一貫して「765ASのアイドルは実在している、それを確信してくださいね~」という主張は一切していないので、これは別にダメ出しでもなんでもなくて「めっちゃすごい技術だったわ」という話。

あと個人的にはバンダイナムコやアイドルのアニメ・ゲーム屋さんたちは「向こうの次元で実在しているアイドルたちを、なんとかこっちの人間が見られる、認識できるように編集してくれる仕事」だと思っているので、実存はしているし、我々が見えるようになっていないだけだし、実際のアイドルはもっと遥かに克明でかわいい。「VR化の時点でかなりほんものの彼女たちに近い良さ・また違う良さを実現している」というだけ。

総合的にめちゃくちゃすごかったし、毎週あったら毎週観たい。ステージの星井美希は星井美希だったし、出てきたときに心を奪われ、一挙手一投足から目を離せなかった(恋、である)。それはアニメでも文字でも星井美希という概念を見付けると同じ状態になるのだが(恋なので)、それでも動いて歌って踊る星井美希の感動の威力たるや。モデルがステラステージのそれなので、プロジェクトルミナスのモデルやエンジンを活用して、双葉杏や甜花ちゃんがこれで動いたらどうなる?人類が肉体を捨て去る時が来るのか?

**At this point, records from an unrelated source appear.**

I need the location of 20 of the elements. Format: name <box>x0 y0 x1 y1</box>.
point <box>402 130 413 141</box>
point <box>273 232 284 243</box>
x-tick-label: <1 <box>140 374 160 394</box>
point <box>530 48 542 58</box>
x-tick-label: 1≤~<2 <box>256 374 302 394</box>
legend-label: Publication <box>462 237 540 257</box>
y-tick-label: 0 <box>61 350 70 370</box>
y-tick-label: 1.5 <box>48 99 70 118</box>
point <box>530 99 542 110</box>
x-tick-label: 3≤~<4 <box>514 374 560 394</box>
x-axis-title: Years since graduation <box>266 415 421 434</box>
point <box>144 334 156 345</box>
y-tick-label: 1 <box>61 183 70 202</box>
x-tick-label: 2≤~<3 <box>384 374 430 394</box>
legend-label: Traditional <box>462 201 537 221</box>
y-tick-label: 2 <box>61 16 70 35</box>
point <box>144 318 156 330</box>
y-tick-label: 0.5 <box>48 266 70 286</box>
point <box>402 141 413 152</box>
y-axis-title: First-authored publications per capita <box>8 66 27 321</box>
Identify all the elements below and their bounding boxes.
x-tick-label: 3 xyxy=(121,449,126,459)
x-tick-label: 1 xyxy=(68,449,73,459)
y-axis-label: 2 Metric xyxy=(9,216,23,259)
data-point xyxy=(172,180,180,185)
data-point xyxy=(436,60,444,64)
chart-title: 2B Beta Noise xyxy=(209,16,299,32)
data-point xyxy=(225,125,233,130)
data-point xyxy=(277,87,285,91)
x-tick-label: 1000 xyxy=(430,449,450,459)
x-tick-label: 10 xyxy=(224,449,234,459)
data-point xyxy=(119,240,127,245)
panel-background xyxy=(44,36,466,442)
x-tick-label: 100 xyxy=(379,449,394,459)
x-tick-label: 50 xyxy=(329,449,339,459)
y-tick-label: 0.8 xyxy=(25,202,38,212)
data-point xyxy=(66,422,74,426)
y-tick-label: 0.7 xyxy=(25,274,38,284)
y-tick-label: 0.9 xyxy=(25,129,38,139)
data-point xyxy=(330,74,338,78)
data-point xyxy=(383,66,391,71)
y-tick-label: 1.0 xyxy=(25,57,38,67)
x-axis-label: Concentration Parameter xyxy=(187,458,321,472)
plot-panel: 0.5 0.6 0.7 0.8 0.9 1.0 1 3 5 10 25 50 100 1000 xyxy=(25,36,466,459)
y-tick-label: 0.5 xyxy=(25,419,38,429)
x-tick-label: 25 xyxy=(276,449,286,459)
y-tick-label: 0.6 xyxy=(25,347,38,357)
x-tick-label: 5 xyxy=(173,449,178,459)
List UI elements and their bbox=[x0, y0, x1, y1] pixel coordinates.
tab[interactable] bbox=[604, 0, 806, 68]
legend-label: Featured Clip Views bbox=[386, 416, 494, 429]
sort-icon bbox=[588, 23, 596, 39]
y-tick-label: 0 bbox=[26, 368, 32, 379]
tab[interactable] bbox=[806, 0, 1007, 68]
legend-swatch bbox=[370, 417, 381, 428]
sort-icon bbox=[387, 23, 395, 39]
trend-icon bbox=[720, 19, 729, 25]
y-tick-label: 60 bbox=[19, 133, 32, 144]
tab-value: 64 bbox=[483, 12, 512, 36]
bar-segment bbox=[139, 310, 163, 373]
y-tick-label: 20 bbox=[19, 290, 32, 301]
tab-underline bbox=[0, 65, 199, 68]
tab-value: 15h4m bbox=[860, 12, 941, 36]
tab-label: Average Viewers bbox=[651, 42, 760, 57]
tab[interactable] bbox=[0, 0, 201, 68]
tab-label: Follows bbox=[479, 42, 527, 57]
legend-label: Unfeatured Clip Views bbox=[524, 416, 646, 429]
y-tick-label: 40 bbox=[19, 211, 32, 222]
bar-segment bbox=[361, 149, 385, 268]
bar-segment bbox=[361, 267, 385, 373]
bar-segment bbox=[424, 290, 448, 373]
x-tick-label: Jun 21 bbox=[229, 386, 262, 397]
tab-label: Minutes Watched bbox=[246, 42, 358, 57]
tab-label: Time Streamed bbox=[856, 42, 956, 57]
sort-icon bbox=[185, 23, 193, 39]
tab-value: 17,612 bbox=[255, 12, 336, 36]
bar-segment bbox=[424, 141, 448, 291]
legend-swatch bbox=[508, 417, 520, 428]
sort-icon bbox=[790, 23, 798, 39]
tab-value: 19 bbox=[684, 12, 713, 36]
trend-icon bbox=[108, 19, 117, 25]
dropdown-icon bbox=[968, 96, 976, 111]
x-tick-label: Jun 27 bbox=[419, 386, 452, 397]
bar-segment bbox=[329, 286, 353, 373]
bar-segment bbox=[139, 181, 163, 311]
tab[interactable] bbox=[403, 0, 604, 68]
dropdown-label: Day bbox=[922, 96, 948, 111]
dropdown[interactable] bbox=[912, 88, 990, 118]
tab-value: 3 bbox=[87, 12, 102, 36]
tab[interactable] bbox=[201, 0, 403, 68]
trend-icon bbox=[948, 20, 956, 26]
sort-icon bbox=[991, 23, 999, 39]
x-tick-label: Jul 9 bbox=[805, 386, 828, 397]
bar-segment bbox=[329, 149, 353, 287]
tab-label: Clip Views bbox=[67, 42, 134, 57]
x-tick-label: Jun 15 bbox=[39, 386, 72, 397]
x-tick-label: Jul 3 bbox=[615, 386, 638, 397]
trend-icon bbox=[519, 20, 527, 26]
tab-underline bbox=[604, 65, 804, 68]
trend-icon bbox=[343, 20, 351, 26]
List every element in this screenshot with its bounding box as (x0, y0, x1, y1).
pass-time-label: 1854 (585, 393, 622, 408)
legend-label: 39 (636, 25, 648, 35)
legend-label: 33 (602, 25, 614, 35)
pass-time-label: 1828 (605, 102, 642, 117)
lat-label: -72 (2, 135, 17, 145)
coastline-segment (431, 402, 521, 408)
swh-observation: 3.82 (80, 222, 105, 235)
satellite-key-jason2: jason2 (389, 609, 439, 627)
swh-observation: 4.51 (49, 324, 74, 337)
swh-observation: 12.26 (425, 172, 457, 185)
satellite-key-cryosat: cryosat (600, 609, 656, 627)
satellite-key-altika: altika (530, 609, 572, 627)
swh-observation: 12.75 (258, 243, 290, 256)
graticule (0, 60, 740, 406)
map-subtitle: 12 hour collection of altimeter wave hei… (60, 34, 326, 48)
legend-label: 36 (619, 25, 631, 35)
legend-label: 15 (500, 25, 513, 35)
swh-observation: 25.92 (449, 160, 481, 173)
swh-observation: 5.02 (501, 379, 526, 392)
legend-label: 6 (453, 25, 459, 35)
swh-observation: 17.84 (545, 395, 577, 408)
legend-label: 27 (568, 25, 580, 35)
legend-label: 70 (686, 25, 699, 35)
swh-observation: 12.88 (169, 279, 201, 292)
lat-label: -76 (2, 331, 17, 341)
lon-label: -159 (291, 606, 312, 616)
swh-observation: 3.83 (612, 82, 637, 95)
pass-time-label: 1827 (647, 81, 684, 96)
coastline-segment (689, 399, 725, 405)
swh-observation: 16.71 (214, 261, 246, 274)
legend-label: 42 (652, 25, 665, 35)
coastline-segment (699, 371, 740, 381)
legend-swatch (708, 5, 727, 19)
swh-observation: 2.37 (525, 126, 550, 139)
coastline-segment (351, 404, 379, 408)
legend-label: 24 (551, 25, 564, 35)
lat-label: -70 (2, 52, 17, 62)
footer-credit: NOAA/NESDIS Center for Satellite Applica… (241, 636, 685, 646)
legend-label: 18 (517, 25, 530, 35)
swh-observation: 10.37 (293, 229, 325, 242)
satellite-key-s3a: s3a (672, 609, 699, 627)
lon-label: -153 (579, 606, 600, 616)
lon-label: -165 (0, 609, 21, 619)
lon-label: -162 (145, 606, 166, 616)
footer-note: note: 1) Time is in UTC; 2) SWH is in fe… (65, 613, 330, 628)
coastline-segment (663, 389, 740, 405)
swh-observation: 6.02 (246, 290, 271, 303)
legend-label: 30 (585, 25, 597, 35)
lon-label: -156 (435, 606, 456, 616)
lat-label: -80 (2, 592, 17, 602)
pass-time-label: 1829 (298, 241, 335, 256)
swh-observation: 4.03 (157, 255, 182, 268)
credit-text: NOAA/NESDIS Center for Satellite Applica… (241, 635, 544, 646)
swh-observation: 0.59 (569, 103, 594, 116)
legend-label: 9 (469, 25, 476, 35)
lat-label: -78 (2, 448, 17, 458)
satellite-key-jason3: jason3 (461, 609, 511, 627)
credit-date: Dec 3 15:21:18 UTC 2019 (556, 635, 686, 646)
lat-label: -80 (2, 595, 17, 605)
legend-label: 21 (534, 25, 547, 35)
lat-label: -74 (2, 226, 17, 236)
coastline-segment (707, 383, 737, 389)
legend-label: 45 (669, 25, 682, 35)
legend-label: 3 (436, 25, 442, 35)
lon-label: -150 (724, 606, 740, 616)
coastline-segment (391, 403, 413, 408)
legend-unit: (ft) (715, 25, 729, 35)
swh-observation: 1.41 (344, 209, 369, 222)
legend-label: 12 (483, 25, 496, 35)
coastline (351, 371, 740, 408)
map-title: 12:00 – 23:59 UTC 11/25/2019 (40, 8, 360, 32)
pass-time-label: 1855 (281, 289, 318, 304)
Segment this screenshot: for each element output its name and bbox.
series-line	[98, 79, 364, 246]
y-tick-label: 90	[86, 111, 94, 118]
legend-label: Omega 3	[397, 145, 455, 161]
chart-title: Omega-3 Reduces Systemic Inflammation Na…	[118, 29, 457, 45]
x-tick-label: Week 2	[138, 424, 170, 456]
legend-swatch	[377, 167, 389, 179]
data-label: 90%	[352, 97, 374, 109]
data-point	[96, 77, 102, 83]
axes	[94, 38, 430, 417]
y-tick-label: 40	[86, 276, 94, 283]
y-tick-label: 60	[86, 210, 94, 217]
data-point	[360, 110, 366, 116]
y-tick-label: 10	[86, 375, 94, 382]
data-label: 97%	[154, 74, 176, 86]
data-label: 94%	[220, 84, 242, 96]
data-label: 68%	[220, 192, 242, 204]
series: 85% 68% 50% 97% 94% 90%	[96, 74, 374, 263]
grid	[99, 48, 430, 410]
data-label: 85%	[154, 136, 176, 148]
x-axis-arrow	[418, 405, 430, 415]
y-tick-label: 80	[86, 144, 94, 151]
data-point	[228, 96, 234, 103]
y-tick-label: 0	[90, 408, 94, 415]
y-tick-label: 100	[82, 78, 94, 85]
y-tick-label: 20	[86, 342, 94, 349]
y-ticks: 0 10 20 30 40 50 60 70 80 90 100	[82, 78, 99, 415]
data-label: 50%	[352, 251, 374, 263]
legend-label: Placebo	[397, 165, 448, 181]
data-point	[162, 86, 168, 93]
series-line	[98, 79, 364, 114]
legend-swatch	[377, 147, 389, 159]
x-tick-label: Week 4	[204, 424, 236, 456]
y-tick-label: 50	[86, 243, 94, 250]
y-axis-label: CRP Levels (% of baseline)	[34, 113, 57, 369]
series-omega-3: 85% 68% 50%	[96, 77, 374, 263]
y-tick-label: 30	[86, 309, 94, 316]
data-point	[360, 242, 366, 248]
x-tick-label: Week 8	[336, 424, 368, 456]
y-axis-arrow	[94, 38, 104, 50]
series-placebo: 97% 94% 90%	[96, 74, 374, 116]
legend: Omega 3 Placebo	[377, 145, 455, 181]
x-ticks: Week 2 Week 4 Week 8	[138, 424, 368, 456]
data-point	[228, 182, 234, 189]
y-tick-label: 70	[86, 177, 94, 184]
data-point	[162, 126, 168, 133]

VRシアターをこれで閉じるということは、ほぼ間違いなく「これ以上のものを作る」という変態的な向上心にもとづいてハイエンドのメーカーが示した決断だと思う。二次元アイドルについて僕の思い描いていた「実在の確信」というコンテンツではなくて、MRライブそして更なるステージは「永遠と恒久」というテーマかもしれない。